Abstract: In this paper, we present the resummation-improved differential transverse momentum and azimuthal decorrelation cross sections, $d\sigma_{t\bar{t}}/dq_{\mathrm{T}}$ and $d\sigma_{t\bar{t}}/d\Delta\phi_{t\bar{t}}$, in top-antitop pair production at the LHC. Our calculation is based on the observation that both cross sections are dominated by topologies where the top-quark pair is well separated, expressed in their relative velocity $\beta_{t\bar{t}}\sim\mathcal{O}(1)$, at colliding energies of $\sqrt{s}=13\,\text{TeV}$ or higher. Therefore, the asymptotic behaviour in the limits $q_{\mathrm{T}}\to0$ and $\Delta\phi_{t\bar{t}}\to0$ can mostly be captured by the soft and collinear resummation in the HQET$+$SCET framework.
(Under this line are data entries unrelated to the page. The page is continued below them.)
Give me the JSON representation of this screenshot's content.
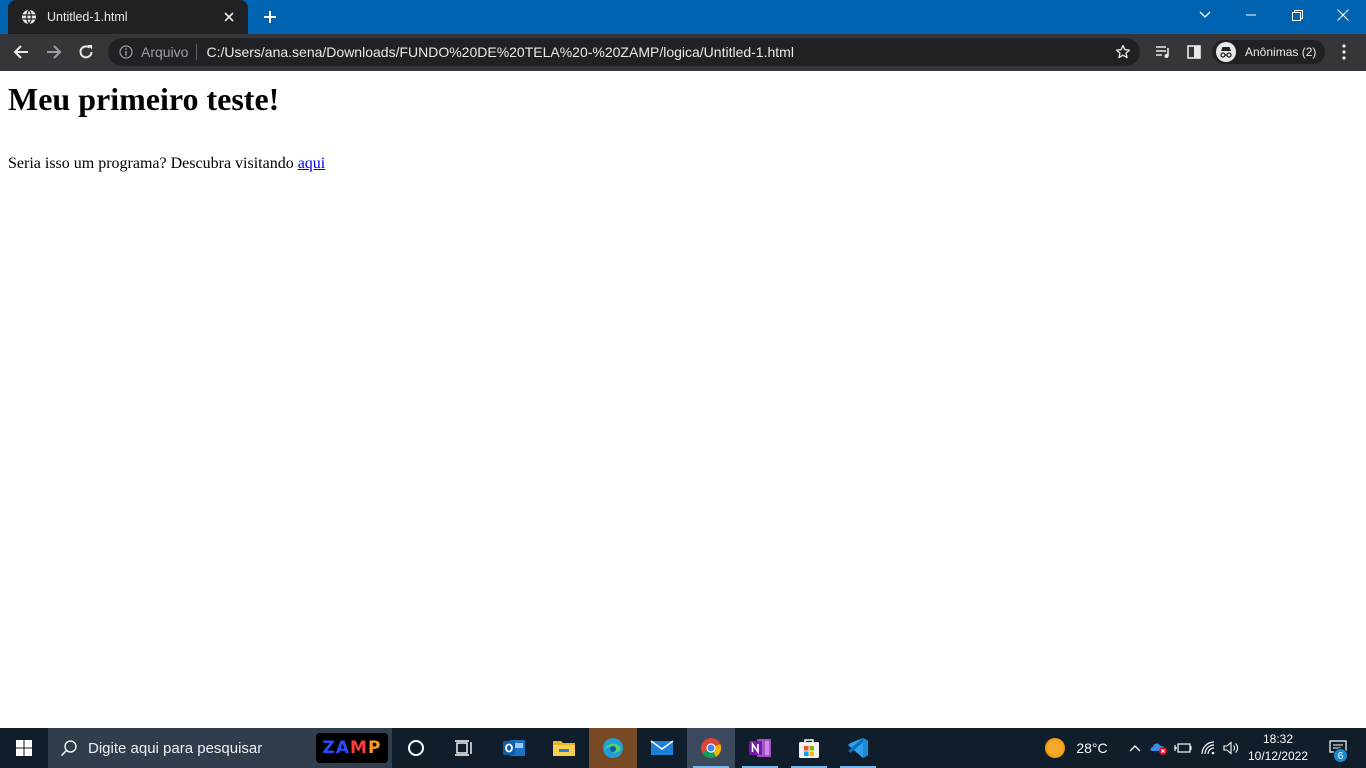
{
  "browser": {
    "tab": {
      "title": "Untitled-1.html",
      "favicon": "globe-icon",
      "close_icon": "close-icon"
    },
    "new_tab_icon": "plus-icon",
    "window_controls": [
      "tab-search-icon",
      "minimize-icon",
      "restore-icon",
      "close-icon"
    ],
    "nav": [
      "back-icon",
      "forward-icon",
      "reload-icon"
    ],
    "omnibox": {
      "security_chip": "Arquivo",
      "url": "C:/Users/ana.sena/Downloads/FUNDO%20DE%20TELA%20-%20ZAMP/logica/Untitled-1.html",
      "bookmark_icon": "star-icon"
    },
    "toolbar_icons": [
      "media-queue-icon",
      "side-panel-icon",
      "menu-dots-icon"
    ],
    "profile": {
      "label": "Anônimas (2)",
      "icon": "incognito-icon"
    },
    "colors": {
      "frame": "#0063b1",
      "tab": "#202124",
      "toolbar": "#35363a"
    }
  },
  "page": {
    "heading": "Meu primeiro teste!",
    "paragraph_text": "Seria isso um programa? Descubra visitando ",
    "link_text": "aqui",
    "link_color": "#0000ee"
  },
  "taskbar": {
    "search_placeholder": "Digite aqui para pesquisar",
    "pinned_logo": "ZAMP",
    "apps": [
      "cortana-icon",
      "task-view-icon",
      "outlook-icon",
      "file-explorer-icon",
      "edge-icon",
      "mail-icon",
      "chrome-icon",
      "onenote-icon",
      "store-icon",
      "vscode-icon"
    ],
    "weather": {
      "temperature": "28°C",
      "icon": "sun-icon"
    },
    "clock": {
      "time": "18:32",
      "date": "10/12/2022"
    },
    "notifications_count": "6",
    "colors": {
      "background": "#101d2b",
      "search": "#2f3d4c"
    }
  }
}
Nevertheless, starting at NNLL, Coulomb singularities emerge in the threshold regime, $\beta_{t\bar{t}}\to0$, in both the hard sector and its evolution kernels, leading to unphysical results upon integration over the entire $\beta_{t\bar{t}}$ range. To this end, two prescriptions, dubbed the D- and R-prescription, are introduced to regularise these Coulomb singularities. They embody two fundamentally different methods to truncate the threshold enhanced terms, rendering their contribution finite. In the absence of a combined threshold and small-transverse-momentum resummation, we present a quantitative assessment of the ambiguity introduced by the choice of prescription, itself a test of the sensitivity of our calculation to such threshold enhancements, for both the $d\sigma_{t\bar{t}}/dq_{\mathrm{T}}$ and $d\sigma_{t\bar{t}}/d\Delta\phi_{t\bar{t}}$ spectra.